There were originally thirteen locks and thirteen staunches (also known as flash locks) along the river and these were entirely constructed form timber. A distinguishing feature of the locks was the lintel that prevented the locks from collapsing inwards. This was almost unique to the Stour and has therefore been used in the River Stour Trust logo as well as being the name of our bi-annual journal, the Lock Lintel.
The early designs of staunches or flash locks had a single gate that upon opening would release a sudden surge of water. Boats moving downstream would wait above the lock until the gate was opened and a ‘flash’ of water carried the boats with it. Later designs comprised two sets of lock gates and a central chamber. Craft enter the chamber and water is released either from or into the central chamber. This brings craft to the same level as the water beyond the second pair of gates to continue passage along the river.

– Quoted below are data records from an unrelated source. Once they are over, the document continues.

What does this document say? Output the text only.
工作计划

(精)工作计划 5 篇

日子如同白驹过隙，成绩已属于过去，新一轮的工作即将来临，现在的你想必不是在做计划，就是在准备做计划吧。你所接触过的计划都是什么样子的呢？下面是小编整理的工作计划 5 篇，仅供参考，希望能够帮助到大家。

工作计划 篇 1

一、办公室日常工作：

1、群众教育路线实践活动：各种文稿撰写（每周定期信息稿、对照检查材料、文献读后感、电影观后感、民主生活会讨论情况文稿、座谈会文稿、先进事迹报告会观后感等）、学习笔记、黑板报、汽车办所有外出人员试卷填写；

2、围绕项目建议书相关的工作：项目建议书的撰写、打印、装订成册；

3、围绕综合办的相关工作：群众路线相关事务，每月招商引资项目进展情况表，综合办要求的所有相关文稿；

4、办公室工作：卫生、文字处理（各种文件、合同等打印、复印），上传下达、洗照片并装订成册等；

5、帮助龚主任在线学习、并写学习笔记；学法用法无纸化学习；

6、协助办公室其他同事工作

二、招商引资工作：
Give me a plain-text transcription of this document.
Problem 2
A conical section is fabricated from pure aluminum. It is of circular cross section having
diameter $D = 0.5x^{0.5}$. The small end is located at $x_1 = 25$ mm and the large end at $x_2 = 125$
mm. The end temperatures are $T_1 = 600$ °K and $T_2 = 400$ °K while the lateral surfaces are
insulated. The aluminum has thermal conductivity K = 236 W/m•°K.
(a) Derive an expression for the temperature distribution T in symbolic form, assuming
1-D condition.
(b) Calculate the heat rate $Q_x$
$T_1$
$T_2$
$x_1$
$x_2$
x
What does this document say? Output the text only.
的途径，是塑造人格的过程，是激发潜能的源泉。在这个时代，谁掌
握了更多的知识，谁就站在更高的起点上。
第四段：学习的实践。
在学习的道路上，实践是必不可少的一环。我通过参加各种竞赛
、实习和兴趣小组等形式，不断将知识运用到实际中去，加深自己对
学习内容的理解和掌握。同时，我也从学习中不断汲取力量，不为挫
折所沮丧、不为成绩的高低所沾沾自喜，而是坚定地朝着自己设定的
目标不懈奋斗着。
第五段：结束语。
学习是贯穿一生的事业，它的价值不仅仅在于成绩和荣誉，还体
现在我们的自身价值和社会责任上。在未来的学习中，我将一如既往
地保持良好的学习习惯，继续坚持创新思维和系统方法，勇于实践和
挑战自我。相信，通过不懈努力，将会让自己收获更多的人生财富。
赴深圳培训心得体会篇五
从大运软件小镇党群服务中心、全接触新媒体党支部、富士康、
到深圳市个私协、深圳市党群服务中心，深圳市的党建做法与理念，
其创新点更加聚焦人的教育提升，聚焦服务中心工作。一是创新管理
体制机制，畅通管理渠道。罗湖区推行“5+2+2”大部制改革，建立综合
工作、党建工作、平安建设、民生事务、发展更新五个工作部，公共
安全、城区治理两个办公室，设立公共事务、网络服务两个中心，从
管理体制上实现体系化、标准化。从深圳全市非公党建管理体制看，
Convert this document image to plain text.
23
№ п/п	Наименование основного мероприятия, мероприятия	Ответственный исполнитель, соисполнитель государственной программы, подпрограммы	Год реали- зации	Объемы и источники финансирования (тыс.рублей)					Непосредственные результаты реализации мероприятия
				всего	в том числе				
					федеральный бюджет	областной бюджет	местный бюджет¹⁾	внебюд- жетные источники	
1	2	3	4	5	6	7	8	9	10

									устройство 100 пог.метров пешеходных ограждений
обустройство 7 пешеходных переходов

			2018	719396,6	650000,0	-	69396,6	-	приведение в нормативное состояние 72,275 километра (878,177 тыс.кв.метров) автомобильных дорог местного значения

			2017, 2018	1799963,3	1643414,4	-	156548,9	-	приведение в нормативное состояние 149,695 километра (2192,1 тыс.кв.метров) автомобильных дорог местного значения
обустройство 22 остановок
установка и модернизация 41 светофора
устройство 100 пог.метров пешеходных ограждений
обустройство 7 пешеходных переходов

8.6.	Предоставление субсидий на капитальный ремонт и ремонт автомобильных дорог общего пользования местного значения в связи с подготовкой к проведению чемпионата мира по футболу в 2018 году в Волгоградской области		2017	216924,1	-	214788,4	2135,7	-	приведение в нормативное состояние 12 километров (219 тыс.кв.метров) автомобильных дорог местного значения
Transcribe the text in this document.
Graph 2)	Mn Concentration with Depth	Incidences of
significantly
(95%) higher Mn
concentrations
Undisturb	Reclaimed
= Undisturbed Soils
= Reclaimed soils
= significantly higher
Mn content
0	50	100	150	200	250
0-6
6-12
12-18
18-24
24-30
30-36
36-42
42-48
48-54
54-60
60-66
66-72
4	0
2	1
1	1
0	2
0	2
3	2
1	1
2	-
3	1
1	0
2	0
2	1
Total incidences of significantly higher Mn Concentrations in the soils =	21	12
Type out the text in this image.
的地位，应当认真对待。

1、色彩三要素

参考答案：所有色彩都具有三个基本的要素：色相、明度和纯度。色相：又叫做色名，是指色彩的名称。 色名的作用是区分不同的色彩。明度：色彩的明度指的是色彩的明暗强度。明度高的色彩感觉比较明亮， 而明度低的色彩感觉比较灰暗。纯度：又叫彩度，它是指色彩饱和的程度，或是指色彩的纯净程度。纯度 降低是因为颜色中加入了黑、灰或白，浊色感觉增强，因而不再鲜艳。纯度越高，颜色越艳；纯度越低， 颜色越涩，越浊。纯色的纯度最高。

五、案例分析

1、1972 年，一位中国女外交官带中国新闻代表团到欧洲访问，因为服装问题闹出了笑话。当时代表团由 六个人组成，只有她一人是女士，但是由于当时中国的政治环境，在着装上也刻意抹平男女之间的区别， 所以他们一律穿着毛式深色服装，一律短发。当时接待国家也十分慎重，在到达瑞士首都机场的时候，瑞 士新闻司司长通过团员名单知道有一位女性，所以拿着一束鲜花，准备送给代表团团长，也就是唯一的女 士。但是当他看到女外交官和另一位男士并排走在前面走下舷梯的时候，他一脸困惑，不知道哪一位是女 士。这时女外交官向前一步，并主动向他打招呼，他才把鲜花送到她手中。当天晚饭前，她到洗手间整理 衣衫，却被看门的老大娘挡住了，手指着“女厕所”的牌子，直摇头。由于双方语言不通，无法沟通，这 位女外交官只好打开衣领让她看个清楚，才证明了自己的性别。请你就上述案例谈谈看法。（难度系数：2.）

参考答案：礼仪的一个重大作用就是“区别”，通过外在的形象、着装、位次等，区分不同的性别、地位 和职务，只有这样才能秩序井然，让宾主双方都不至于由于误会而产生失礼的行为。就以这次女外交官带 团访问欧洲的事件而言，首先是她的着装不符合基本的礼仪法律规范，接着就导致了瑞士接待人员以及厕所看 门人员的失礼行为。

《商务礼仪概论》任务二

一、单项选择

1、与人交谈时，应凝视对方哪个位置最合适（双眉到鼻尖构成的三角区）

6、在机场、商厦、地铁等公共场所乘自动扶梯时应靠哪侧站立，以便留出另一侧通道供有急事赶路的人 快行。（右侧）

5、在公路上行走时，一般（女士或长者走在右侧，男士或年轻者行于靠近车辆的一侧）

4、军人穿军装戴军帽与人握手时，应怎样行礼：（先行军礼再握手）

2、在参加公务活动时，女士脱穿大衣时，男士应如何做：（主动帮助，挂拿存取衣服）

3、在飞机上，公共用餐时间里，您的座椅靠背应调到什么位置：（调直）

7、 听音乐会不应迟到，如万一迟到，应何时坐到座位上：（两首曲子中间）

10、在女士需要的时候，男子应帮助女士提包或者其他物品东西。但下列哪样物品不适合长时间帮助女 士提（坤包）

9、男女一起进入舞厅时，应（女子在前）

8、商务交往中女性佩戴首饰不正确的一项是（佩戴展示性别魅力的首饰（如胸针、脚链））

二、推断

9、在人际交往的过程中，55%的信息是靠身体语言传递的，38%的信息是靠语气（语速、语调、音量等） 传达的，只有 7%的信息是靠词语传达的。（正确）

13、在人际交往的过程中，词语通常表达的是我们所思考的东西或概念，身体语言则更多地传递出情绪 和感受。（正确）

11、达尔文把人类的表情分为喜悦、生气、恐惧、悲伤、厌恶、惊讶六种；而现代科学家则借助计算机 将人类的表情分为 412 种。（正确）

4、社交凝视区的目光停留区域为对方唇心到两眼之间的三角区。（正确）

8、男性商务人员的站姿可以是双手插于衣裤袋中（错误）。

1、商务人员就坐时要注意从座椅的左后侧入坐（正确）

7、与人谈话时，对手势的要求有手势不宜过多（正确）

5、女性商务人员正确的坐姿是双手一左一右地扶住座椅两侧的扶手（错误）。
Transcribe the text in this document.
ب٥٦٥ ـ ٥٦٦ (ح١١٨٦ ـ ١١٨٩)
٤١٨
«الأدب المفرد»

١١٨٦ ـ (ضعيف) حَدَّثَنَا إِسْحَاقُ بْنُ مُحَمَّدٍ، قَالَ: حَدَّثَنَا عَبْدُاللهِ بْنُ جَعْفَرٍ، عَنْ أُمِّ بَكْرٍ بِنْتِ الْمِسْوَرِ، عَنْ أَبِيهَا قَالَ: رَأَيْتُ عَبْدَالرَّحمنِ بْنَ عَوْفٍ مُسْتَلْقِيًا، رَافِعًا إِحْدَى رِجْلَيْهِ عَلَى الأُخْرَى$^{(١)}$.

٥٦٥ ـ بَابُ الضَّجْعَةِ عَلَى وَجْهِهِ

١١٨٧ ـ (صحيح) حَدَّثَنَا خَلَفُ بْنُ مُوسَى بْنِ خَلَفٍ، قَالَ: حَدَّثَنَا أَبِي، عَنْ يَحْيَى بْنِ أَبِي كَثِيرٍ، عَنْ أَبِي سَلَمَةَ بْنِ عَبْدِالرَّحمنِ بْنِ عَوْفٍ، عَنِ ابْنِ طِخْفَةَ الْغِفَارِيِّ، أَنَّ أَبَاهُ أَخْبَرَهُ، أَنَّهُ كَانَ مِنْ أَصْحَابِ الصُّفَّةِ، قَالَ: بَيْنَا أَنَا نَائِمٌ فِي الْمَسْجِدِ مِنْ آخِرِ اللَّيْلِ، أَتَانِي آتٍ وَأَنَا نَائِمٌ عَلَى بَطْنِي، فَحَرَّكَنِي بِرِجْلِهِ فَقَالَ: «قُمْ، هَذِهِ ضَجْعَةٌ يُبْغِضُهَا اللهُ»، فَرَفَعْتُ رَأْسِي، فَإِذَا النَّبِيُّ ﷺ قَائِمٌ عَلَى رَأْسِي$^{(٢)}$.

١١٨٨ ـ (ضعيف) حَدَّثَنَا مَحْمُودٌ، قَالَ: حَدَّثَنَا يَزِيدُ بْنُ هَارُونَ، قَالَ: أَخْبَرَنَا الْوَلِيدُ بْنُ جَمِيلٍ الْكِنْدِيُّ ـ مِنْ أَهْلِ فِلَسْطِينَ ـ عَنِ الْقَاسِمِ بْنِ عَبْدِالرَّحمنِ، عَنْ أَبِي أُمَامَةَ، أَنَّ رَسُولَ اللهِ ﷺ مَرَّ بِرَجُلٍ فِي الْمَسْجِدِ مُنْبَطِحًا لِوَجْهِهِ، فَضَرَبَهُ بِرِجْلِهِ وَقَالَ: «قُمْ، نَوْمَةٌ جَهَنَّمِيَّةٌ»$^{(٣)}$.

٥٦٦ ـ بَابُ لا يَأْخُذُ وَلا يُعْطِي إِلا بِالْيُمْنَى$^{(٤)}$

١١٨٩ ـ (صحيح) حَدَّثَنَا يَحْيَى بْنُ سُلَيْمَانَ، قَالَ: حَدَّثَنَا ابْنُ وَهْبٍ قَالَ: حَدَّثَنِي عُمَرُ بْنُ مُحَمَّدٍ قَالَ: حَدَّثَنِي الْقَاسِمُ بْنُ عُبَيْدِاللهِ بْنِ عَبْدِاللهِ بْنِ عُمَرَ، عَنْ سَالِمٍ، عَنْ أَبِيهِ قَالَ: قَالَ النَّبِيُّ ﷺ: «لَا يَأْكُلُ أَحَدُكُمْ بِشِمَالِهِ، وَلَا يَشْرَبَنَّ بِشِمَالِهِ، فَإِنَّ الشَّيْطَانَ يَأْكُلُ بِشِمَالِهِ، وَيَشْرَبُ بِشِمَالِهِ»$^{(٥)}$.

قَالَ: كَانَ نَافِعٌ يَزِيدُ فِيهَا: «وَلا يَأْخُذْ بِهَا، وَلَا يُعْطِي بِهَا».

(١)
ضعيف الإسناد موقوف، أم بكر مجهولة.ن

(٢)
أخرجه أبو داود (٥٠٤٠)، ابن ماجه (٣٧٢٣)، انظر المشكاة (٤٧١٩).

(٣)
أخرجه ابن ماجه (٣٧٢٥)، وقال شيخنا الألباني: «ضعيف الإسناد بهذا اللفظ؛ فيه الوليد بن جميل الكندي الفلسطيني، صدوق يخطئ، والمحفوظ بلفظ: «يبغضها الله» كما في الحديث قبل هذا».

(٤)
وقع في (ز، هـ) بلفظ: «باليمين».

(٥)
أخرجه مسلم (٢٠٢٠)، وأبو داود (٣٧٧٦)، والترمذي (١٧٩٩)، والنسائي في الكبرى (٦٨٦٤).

The River Stour Trust seeks to reinstate the locks along the river to enable through navigation. We have successfully restored the locks at Dedham, Flatford and Great Cornard whilst the restoration of Stratford St Mary Lock is our current major project.
Download lock operation guides by clicking on the links below:
In 1990 the Environment Agency decided to utilise both Dedham and Flatford Locks for flood control purposes and a tilting weir was inserted into the floor of each lock. At the same time, the River Stour Trust carried out improvement works to the lock gates that enabled the lock to be re-opened for navigational use. The unique paddle gear and gates are replicas of the original design.
The River Stour Trust restored Flatford Lock which involved removing tons of mud and silt from the chamber and making the gates watertight. It was opened on Easter Day in 1975 by Lord Greenwood of Rossendale who was a President of the Trust at that time. In 1990, the Environment Agency decided to utilise both Flatford and Dedham Locks for flood control purposes and a tilting weir was inserted into the floor of each lock. By this time, the lock gates were in a poor condition once again and a national appeal successfully attracted sponsorship for the works and new lock gates were installed in 1991. Lintels were also added to maintain a traditional appearance. It was officially re-opened in 1992 by John Constable, a descendant of the well known painter and a President of the Trust at that time.
GREAT CORNARD LOCK
The lock had become derelict in the 1920s and an automatic weir was built on its site. The River Stour Trust was responsible for the construction of a new lock adjacent to the site of the original lock. The new lock has a chamber constructed from concrete and brick whilst the gates are steel.
The addition of the wooden lintels was not structurally necessary but retained the traditional and unique design element of the original lock. The lock was formally opened in September 1997 and restored passage between Sudbury in Suffolk and Great Henny in Essex. It was the first new lock on the river for over 200 years and the first completed Millennium project in East Anglia.
STRATFORD ST MARY LOCK
The restoration of this lock will follow the successful restoration of the locks at Flatford, Dedham and Great Cornard; and open a further three miles of navigation along the River Stour. In Victorian times, and until the late 1950s, a boat hire station existed in the lock cut demonstrating that the river has been used recreationally for many years.
The environmentally sensitive nature of the site means we can only work there during a few summer months each year.